With 18 of 30 Major League Baseball teams experiencing a YoY attendance decline, many are asking what the league can do to stop the slide and spark a return to the ballpark. Alleviating the friction that prevents fans from watching league games seems like a reasonable place to start, but defined home markets and existing local broadcast deals complicate the matter. There is hope on the horizon though. With technology continuing to improve, young fans gravitating towards players over teams and MLB considering reallocating digital media rights to its teams (as opposed to the RSNs), it’s possible if not likely that the future will be one in which fans willing to pay for games “on demand” have that option.

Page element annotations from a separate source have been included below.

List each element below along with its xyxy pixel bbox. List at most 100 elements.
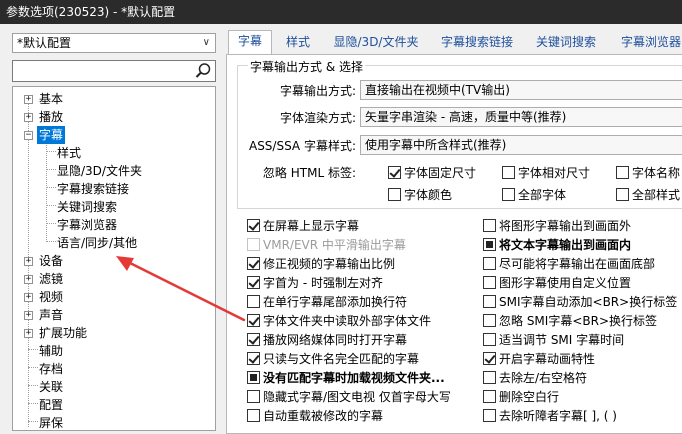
settings-tree: + 基本 + 播放 − 字幕 样式 显隐/3D/文件夹 字幕搜索链接 关键词搜索… <box>12 86 216 431</box>
ass-style-select[interactable]: 使用字幕中所含样式(推荐) <box>360 135 682 155</box>
smi-ignore-br-checkbox[interactable]: 忽略 SMI字幕<BR>换行标签 <box>483 313 657 329</box>
smi-add-br-checkbox[interactable]: SMI字幕自动添加<BR>换行标签 <box>483 294 677 310</box>
checkbox-checked-icon <box>247 333 260 346</box>
checkbox-icon <box>483 409 496 422</box>
ignore-all-fonts-checkbox[interactable]: 全部字体 <box>502 187 566 203</box>
network-subtitle-checkbox[interactable]: 播放网络媒体同时打开字幕 <box>247 332 407 348</box>
show-subtitles-checkbox[interactable]: 在屏幕上显示字幕 <box>247 218 359 234</box>
checkbox-checked-icon <box>247 314 260 327</box>
exact-match-checkbox[interactable]: 只读与文件名完全匹配的字幕 <box>247 351 419 367</box>
checkbox-icon <box>483 219 496 232</box>
search-icon[interactable] <box>194 62 212 80</box>
render-mode-label: 字体渲染方式: <box>279 111 356 125</box>
ignore-relative-size-checkbox[interactable]: 字体相对尺寸 <box>502 165 590 181</box>
expand-icon[interactable]: + <box>24 113 33 122</box>
bottom-output-checkbox[interactable]: 尽可能将字幕输出在画面底部 <box>483 256 655 272</box>
graphic-outside-checkbox[interactable]: 将图形字幕输出到画面外 <box>483 218 631 234</box>
profile-dropdown-value: *默认配置 <box>17 36 72 50</box>
ignore-all-styles-checkbox[interactable]: 全部样式 <box>616 187 680 203</box>
checkbox-icon <box>616 188 629 201</box>
animation-checkbox[interactable]: 开启字幕动画特性 <box>483 351 595 367</box>
chevron-down-icon: ∨ <box>202 37 210 48</box>
tab-bar: 字幕 样式 显隐/3D/文件夹 字幕搜索链接 关键词搜索 字幕浏览器 <box>226 30 682 55</box>
text-inside-checkbox[interactable]: 将文本字幕输出到画面内 <box>483 237 631 253</box>
ignore-html-label: 忽略 HTML 标签: <box>262 166 356 180</box>
checkbox-icon <box>502 188 515 201</box>
expand-icon[interactable]: + <box>24 293 33 302</box>
tab-browser[interactable]: 字幕浏览器 <box>612 32 682 54</box>
tree-item-show-hide[interactable]: 显隐/3D/文件夹 <box>57 162 142 180</box>
tab-search-link[interactable]: 字幕搜索链接 <box>432 32 522 54</box>
expand-icon[interactable]: + <box>24 95 33 104</box>
tree-item-storage[interactable]: 存档 <box>39 360 63 378</box>
load-folder-checkbox[interactable]: 没有匹配字幕时加载视频文件夹... <box>247 370 445 386</box>
single-line-newline-checkbox[interactable]: 在单行字幕尾部添加换行符 <box>247 294 407 310</box>
ignore-font-color-checkbox[interactable]: 字体颜色 <box>388 187 452 203</box>
external-font-checkbox[interactable]: 字体文件夹中读取外部字体文件 <box>247 313 431 329</box>
checkbox-icon <box>483 390 496 403</box>
checkbox-icon <box>502 166 515 179</box>
remove-hearing-impaired-checkbox[interactable]: 去除听障者字幕[ ], ( ) <box>483 408 617 424</box>
vmr-smooth-checkbox: VMR/EVR 中平滑输出字幕 <box>247 237 406 253</box>
tab-show-hide[interactable]: 显隐/3D/文件夹 <box>326 32 426 54</box>
render-mode-select[interactable]: 矢量字串渲染 - 高速，质量中等(推荐) <box>360 107 682 127</box>
ignore-font-name-checkbox[interactable]: 字体名称 <box>616 165 680 181</box>
tab-keyword[interactable]: 关键词搜索 <box>530 32 602 54</box>
window-title: 参数选项(230523) - *默认配置 <box>0 0 682 24</box>
output-mode-label: 字幕输出方式: <box>279 84 356 98</box>
checkbox-icon <box>247 409 260 422</box>
checkbox-icon <box>483 276 496 289</box>
checkbox-checked-icon <box>247 276 260 289</box>
ignore-fixed-size-checkbox[interactable]: 字体固定尺寸 <box>388 165 476 181</box>
expand-icon[interactable]: + <box>24 275 33 284</box>
checkbox-checked-icon <box>247 219 260 232</box>
auto-reload-checkbox[interactable]: 自动重载被修改的字幕 <box>247 408 383 424</box>
search-field[interactable] <box>12 60 216 82</box>
subtitle-panel: 字幕输出方式 & 选择 字幕输出方式: 直接输出在视频中(TV输出) 字体渲染方… <box>226 54 682 434</box>
checkbox-icon <box>388 188 401 201</box>
tab-style[interactable]: 样式 <box>278 32 318 54</box>
tree-item-screensaver[interactable]: 屏保 <box>39 414 63 430</box>
tree-item-browser[interactable]: 字幕浏览器 <box>57 216 117 234</box>
collapse-icon[interactable]: − <box>24 131 33 140</box>
checkbox-icon <box>483 371 496 384</box>
tree-item-style[interactable]: 样式 <box>57 144 81 162</box>
tree-item-assist[interactable]: 辅助 <box>39 342 63 360</box>
checkbox-indeterminate-icon <box>247 371 260 384</box>
checkbox-checked-icon <box>247 352 260 365</box>
tree-item-lang[interactable]: 语言/同步/其他 <box>57 234 137 252</box>
checkbox-disabled-icon <box>247 238 260 251</box>
checkbox-icon <box>247 390 260 403</box>
expand-icon[interactable]: + <box>24 329 33 338</box>
tree-item-assoc[interactable]: 关联 <box>39 378 63 396</box>
tab-subtitle[interactable]: 字幕 <box>228 30 272 55</box>
custom-position-checkbox[interactable]: 图形字幕使用自定义位置 <box>483 275 631 291</box>
closed-caption-checkbox[interactable]: 隐藏式字幕/图文电视 仅首字母大写 <box>247 389 451 405</box>
checkbox-icon <box>483 333 496 346</box>
tree-item-keyword[interactable]: 关键词搜索 <box>57 198 117 216</box>
checkbox-icon <box>616 166 629 179</box>
checkbox-checked-icon <box>388 166 401 179</box>
trim-spaces-checkbox[interactable]: 去除左/右空格符 <box>483 370 587 386</box>
checkbox-icon <box>483 295 496 308</box>
output-mode-select[interactable]: 直接输出在视频中(TV输出) <box>360 80 682 100</box>
tree-item-config[interactable]: 配置 <box>39 396 63 414</box>
search-input[interactable] <box>13 61 189 81</box>
checkbox-icon <box>483 314 496 327</box>
checkbox-icon <box>483 257 496 270</box>
output-group: 字幕输出方式 & 选择 字幕输出方式: 直接输出在视频中(TV输出) 字体渲染方… <box>237 58 682 209</box>
remove-blank-lines-checkbox[interactable]: 删除空白行 <box>483 389 559 405</box>
checkbox-indeterminate-icon <box>483 238 496 251</box>
expand-icon[interactable]: + <box>24 257 33 266</box>
expand-icon[interactable]: + <box>24 311 33 320</box>
checkbox-checked-icon <box>247 257 260 270</box>
checkbox-checked-icon <box>483 352 496 365</box>
checkbox-icon <box>247 295 260 308</box>
smi-time-adjust-checkbox[interactable]: 适当调节 SMI 字幕时间 <box>483 332 624 348</box>
tree-item-search-link[interactable]: 字幕搜索链接 <box>57 180 129 198</box>
fix-aspect-checkbox[interactable]: 修正视频的字幕输出比例 <box>247 256 395 272</box>
dash-left-align-checkbox[interactable]: 字首为 - 时强制左对齐 <box>247 275 383 291</box>
output-group-title: 字幕输出方式 & 选择 <box>248 58 365 75</box>
ass-style-label: ASS/SSA 字幕样式: <box>248 139 356 153</box>
profile-dropdown[interactable]: *默认配置 ∨ <box>12 33 216 53</box>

Howie Long-Short: Major League Baseball’s blackout policy is in place to promote competitive balance. While the league sells national broadcast and distribution rights and those revenues are split evenly amongst its teams, the clubs retain 100% of local broadcast revenues. If defined home territories didn’t exist, the league’s most popular franchises [and the RSNs they play on] would appear on TV sets across the country, while the remainder of the league’s teams would struggle to even gain carriage in their local markets; and needless to say, it’s difficult for a team to build a local following if the games aren’t being broadcast on television.
With several operators in each MLB market, the RSN distributing the home team’s rights must strike deals with multiple carriers (if all fans in-market are to have access to the games). If the RSN and a cable company are unable to come to an agreement, the local team’s games aren’t broadcast to that carriers’ subscribers; those same fans also aren’t eligible to watch the home team’s games through MLB.tv or MLB Extra Innings as those services exclusively carry to out-of-market broadcasts. The blackout policy is meant to protect the RSNs – which pay teams significant amounts of money for their local broadcast rights on an exclusive basis – from losing in-market viewers to a national package.
Blackouts were particularly disruptive to baseball fans when cable television companies were the primary method of RSN distribution. As distribution technology has advanced and the reliance on cable has eased, MLB’s blackout policy has had less of an impact on fans. Those who reside in cable blackout zones can now subscribe to a satellite provider like DirecTV (has RSNs with the broadcast rights to 27 of the 29 U.S. based clubs, Phillies and Dodgers excluded) or a virtual MVPD service like YouTube TV (has RSNs with rights to 22 teams’ games) and catch the home team’s games unencumbered by territorial restrictions.
Howard Handler, former head of NFL and MLS marketing (currently leading h2 Advisors), explained that blackouts are the result of your classic “rights seller vs. fan centric” conflict. “Teams, leagues, owners of intellectual property have historically sold media rights to the highest bidder, technology has now created the ability for them to go direct-to-consumer I expect leagues to ensure that during their next round of media rights negotiations the fans’ ability to watch all of the games – for a price – is protected. These entities are in the business of maximizing the value of their rights and you do that by making them available as broadly and expansively as possible. It’s simply not logical to impede the access and engagement of your highest value customers.”
Fan Marino: MLB teams’ home television territories are not defined by a common radius from ballparks, but by a multitude of factors including historic broadcast patterns, team marketing initiatives, geographic location and fan interest – which leads to multiple teams claiming large swathes of the country without a local franchise. No state makes it more difficult for fans to watch MLB games than Iowa, where the Brewers, Cardinals, Royals, Cubs, Twins & White Sox all stake a claim to the market. With cable operators in the Hawkeye state unlikely to carry the RSNs that broadcast those teams’ games and blackout rules preventing the games from being shown on a national package, fans in Iowa aren’t getting to watch much AL or NL Central ball.